Latest Business News: Tuesday, sportswear giant Nike said that first-quarter revenue fell more sharply than forecast, hurt by weak consumer demand for its shoes worldwide and stiffer competition from newer brands. Gross margin increased 120 basis points to 45.4%, due in part to initiatives to reduce costs through employee layoff and fewer contributions from supply chains from underperforming products.
Shares dropped 2.5% in after-market trading. EPS of 70 cents in the first quarter, above what analysts expected to be 52 cents. Based on data that was sourced from LSEG analysts, this information was reported by the company.
The company has yet to benefit from the innovation speedup movement that was initiated in its new product lines-Air Max Dn and Pegasus 41-to hasten its lines.
Analysts said Nike hasn’t made any moves to increase demand and regain market share from brands like Deckers’ Hoka and Roger Federer-backed On.
It announced this September that the company veteran Elliott Hill, who served at Nike for 32 years before retiring in 2020, would take over the current CEO on October 14 to revamp sales and win over market share.
Analysts under Hill, therefore, expect the company to begin from scratch and re-build wholesale relationships that had waned under outgoing CEO John Donahoe.
Where Donahoe focused instead on building sales directly through company-owned stores and its website, U.S. retailers like Foot Locker and Dicks Sporting Goods quickly filled the shelf space Nike had vacated with fashionable competitors like On, Hoka, and New Balance.

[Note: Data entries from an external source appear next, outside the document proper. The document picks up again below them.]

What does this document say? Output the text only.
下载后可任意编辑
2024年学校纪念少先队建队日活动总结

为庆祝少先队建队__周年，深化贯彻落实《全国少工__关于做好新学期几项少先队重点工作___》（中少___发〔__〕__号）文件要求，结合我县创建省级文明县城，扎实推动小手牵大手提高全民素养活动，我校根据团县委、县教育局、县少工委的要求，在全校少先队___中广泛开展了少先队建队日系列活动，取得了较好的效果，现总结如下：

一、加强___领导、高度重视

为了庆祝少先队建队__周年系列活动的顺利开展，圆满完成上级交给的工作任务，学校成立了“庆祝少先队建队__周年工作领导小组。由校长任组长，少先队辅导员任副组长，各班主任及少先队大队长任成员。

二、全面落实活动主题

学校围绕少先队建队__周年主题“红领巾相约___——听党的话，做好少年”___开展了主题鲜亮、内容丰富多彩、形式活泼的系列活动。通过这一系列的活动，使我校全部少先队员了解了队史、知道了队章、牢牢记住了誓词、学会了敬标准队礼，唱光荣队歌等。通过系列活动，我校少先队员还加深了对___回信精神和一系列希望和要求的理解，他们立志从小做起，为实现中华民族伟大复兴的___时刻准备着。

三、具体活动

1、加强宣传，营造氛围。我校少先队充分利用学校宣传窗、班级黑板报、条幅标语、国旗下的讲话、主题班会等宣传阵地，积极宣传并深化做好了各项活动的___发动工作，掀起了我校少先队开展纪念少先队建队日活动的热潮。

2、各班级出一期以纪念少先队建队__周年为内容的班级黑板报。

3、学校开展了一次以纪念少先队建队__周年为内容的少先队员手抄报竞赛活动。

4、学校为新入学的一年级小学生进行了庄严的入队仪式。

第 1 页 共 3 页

In March, the Nike executives acknowledged that direct-to-consumer push was generating neither growth nor growth but had contributed to a slide in its market share.
While decline in consumer spending in China has caused damage to the sportswear giant after a weak post-pandemic recovery with high youth unemployment and a lingering property downturn, consumers in the region have lately opted for locally produced goods.
The company’s quarterly net revenue fell to $11.59 billion from the previous year’s level of 10.4%. Analysts had estimated a 10% drop to $11.65 billion, according to an LSEG-complied analysts’ tally.